Sitôt que l’on pense à Munch, nous voyons l’une de ses œuvres qui a tant marqué les esprits, „Le Cri“. Il existe cinq versions (entre 1893 et 1917) de ce visage tenu entre les mains, bouche ouverte sur un cri, les yeux exorbités, personnage sur un pont, avec en arrière-fond un ciel en volutes, menaçant. Œuvre traversée par la condition humaine, sa solitude, l’effroi de la mort. Dans les cycles que l’artiste propose, nature et vie sont étroitement mêlées. Les séries permettent de revenir sur les thèmes abordés, avec l’obsession de l’angoisse. Très tôt, Munch a connu des traumatismes. Sa mère meurt de la tuberculose en 1868, alors qu’il n’a que cinq ans. Sa tante maternelle l’élève. Sa sœur, Sophie, meurt en 1877 de la tuberculose également.
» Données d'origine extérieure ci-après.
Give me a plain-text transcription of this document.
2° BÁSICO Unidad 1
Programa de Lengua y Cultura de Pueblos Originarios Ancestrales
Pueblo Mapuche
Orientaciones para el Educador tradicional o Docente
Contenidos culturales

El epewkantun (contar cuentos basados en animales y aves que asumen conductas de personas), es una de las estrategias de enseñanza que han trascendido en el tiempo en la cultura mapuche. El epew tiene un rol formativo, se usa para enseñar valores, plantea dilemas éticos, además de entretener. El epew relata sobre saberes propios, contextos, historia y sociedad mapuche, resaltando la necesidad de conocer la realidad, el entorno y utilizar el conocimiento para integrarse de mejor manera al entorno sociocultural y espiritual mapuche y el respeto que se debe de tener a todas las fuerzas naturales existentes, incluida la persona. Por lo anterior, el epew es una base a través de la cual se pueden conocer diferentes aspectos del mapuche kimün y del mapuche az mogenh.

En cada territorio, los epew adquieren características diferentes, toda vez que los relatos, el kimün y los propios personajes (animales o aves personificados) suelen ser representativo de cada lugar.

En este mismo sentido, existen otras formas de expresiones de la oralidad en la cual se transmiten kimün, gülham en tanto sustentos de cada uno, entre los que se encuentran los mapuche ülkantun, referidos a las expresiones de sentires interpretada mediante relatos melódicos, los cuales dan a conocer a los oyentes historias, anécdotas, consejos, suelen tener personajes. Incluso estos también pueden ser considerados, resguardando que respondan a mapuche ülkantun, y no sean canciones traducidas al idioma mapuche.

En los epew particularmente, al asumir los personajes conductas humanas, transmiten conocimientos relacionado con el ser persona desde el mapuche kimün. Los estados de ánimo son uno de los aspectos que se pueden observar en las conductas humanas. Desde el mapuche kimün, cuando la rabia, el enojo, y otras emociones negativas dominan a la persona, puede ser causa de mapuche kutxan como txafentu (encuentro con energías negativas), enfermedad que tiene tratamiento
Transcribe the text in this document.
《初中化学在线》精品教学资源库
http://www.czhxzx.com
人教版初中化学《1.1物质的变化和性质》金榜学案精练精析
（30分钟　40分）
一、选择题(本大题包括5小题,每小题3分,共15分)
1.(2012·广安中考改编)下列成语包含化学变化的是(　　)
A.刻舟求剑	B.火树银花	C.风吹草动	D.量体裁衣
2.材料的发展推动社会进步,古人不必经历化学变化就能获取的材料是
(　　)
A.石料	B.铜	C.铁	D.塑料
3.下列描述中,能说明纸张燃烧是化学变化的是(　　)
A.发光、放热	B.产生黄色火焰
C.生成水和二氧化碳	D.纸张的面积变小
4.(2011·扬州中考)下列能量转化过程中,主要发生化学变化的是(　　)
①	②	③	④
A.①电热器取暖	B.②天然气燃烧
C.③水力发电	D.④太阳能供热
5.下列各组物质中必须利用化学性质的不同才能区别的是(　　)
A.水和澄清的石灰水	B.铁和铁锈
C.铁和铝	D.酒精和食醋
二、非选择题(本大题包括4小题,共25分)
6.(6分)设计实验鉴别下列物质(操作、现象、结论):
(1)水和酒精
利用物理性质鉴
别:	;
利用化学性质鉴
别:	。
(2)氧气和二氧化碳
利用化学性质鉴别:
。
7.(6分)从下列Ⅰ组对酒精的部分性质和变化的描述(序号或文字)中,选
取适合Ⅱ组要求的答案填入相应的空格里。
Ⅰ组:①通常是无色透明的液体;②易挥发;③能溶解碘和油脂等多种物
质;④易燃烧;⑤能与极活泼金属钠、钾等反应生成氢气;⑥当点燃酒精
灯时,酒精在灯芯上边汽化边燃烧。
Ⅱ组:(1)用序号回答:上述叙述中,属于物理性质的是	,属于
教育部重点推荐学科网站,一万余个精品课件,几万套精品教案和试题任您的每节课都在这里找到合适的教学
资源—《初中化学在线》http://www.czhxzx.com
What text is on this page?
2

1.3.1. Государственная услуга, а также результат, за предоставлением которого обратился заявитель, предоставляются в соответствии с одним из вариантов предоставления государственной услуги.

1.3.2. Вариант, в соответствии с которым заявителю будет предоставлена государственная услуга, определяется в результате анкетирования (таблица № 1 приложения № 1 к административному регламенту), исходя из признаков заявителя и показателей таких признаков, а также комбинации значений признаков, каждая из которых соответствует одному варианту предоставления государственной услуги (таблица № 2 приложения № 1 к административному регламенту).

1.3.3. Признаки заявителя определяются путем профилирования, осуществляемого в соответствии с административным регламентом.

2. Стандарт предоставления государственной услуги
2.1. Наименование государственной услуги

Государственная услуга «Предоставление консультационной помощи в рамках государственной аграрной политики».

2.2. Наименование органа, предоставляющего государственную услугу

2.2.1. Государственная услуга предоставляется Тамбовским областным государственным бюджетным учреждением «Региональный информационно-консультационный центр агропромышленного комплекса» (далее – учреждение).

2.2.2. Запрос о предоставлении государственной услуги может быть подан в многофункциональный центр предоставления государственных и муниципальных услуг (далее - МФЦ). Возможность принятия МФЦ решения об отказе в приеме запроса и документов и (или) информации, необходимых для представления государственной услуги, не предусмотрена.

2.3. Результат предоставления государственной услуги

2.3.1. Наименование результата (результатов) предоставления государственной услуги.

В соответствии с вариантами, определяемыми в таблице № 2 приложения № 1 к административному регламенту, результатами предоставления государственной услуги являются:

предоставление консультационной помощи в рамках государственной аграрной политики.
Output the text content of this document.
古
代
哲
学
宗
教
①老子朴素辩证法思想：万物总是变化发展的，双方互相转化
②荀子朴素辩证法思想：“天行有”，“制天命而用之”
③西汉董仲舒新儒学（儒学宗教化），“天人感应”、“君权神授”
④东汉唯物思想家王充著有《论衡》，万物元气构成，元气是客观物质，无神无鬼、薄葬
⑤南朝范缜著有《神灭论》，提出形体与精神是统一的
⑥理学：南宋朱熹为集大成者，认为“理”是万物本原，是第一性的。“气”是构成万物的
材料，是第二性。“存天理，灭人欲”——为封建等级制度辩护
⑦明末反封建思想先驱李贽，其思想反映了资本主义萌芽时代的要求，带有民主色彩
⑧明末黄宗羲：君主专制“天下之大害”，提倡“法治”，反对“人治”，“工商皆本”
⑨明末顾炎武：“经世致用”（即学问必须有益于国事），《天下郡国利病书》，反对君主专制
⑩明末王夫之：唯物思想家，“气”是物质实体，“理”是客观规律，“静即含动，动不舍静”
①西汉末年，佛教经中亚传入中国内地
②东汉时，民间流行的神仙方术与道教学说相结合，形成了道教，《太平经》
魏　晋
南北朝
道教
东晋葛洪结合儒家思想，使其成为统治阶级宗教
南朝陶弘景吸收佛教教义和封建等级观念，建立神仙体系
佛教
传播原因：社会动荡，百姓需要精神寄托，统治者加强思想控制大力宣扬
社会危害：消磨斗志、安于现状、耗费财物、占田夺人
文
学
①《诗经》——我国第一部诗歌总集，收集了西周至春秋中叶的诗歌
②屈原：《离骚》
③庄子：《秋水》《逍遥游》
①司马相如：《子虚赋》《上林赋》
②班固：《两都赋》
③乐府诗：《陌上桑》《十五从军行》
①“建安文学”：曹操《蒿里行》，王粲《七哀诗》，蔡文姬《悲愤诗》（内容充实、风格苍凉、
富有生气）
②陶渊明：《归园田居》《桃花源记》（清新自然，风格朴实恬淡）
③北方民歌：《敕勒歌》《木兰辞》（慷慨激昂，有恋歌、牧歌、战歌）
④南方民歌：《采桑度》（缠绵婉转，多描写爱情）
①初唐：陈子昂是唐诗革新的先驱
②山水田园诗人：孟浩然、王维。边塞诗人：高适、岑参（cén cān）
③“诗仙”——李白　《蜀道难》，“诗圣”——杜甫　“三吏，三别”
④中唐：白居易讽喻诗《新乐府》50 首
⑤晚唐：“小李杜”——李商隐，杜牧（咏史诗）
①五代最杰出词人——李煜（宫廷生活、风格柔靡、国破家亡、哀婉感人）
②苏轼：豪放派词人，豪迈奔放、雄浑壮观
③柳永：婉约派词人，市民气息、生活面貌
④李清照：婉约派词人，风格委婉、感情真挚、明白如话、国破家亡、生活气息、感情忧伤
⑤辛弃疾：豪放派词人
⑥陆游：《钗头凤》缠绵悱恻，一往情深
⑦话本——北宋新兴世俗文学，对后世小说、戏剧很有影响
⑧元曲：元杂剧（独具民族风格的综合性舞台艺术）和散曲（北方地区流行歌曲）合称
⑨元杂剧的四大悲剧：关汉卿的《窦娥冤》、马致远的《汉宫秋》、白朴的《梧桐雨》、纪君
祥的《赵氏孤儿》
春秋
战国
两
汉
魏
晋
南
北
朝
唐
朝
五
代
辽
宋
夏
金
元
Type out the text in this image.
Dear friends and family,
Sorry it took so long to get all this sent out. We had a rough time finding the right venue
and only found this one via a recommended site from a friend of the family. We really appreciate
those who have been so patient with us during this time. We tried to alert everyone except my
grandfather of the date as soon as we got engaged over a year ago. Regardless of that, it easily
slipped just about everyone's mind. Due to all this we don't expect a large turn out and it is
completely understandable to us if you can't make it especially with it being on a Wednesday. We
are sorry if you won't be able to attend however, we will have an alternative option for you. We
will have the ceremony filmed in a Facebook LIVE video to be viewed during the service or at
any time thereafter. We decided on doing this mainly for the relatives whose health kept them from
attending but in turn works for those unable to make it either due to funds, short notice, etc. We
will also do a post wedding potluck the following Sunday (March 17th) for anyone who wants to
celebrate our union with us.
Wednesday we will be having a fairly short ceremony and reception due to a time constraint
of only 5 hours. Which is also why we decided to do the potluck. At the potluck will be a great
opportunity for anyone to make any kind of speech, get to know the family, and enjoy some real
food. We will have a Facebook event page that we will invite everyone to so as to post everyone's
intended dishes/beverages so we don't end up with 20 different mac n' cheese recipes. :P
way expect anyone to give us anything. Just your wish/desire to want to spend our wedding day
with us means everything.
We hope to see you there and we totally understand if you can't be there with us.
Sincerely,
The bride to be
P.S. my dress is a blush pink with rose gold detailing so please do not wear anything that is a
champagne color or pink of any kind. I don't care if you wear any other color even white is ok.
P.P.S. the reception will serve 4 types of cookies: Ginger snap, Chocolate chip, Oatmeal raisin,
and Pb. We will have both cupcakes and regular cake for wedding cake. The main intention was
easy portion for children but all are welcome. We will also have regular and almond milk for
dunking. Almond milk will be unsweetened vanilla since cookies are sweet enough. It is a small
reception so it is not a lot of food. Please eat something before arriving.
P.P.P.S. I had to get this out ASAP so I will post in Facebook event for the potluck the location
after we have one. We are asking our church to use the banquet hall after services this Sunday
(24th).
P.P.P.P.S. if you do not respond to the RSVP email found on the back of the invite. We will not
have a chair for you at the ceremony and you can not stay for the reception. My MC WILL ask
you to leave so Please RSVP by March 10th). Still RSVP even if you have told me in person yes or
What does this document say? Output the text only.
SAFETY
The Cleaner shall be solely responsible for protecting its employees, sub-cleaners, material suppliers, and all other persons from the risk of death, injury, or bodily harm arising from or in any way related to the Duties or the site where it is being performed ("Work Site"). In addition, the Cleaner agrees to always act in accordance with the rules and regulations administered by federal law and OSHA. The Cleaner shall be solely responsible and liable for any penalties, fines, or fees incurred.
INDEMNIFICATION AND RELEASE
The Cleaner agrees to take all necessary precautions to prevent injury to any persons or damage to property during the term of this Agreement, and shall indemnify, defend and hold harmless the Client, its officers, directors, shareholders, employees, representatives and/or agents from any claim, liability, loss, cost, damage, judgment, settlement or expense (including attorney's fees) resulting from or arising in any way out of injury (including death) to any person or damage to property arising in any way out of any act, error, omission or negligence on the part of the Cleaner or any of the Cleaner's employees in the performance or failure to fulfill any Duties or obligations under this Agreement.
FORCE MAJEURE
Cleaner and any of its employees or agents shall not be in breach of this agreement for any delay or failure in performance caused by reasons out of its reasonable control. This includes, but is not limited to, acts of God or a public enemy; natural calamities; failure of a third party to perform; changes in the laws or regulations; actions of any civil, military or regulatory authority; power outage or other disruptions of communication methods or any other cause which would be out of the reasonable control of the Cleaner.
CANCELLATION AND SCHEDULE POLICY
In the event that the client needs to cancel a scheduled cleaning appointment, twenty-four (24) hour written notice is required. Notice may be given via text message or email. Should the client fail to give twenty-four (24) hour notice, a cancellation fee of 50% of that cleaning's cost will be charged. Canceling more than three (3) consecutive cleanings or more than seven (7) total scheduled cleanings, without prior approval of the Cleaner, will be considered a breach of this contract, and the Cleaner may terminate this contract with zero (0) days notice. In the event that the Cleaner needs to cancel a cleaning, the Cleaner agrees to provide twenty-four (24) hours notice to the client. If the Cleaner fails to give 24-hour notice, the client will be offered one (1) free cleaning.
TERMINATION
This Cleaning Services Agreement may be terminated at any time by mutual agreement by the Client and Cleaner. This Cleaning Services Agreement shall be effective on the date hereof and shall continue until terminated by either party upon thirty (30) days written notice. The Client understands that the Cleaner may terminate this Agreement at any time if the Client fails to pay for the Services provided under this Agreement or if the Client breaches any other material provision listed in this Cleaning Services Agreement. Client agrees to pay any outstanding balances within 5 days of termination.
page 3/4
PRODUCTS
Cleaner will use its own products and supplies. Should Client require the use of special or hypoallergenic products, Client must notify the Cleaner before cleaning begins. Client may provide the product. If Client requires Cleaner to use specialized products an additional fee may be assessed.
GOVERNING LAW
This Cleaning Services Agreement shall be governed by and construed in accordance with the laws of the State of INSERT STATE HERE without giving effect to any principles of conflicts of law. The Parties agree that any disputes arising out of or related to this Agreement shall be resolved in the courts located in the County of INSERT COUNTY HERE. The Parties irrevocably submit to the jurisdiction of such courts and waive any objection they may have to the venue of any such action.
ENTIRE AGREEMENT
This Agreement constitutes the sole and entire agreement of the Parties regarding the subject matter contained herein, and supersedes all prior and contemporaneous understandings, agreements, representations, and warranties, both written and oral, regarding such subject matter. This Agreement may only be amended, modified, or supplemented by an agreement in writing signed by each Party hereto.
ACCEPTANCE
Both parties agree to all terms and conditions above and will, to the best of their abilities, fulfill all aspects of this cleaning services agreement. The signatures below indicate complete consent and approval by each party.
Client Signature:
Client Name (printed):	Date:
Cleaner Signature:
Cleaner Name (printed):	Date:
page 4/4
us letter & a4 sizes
Edvard Munch est pratiquement un autodidacte. Dans l’enfance, sa tante maternelle peignait et l’a initié au dessin. Jeune homme, Munch fréquente quelques mois le Collège royal de dessin.
La liberté de peindre
Edvard Munch tient beaucoup à la notion de cycle et l’exposition s’attache à son travail, perçu dans sa globalité. Au lieu de voir une rupture dans son expressionnisme, nous constatons, dans la déclinaison des palettes et la façon de camper les personnages, une cohérence forte, un fil conducteur, celui d’un hymne à la vie, traversée de noirceur, d’épreuves et de beauté. Une initiation, en quelque sorte. Ses thèmes dominants sont l’amour, la mort, la solitude, mais aussi la mise à distance des personnages pour les contempler livrés à leur sort. Anticonformiste, il revendique sa liberté à peindre, écrit à ce propos dans son journal, en 1889: „Je ne peindrai plus d’intérieurs, et les gens en train de lire et les femmes à leur tricot. Je peindrai des êtres qui respirent, sentent, souffrent et aiment.“
Influencé par Van Gogh, Gauguin et Lautrec, découverts à Paris, Munch connaît le succès en 1892, en exposant à Berlin. Il noue de fortes relations avec les symbolistes. Il fréquente des cercles littéraires, se lie d’amitié avec l’écrivain suédois Strindberg, avec qui il travaillera.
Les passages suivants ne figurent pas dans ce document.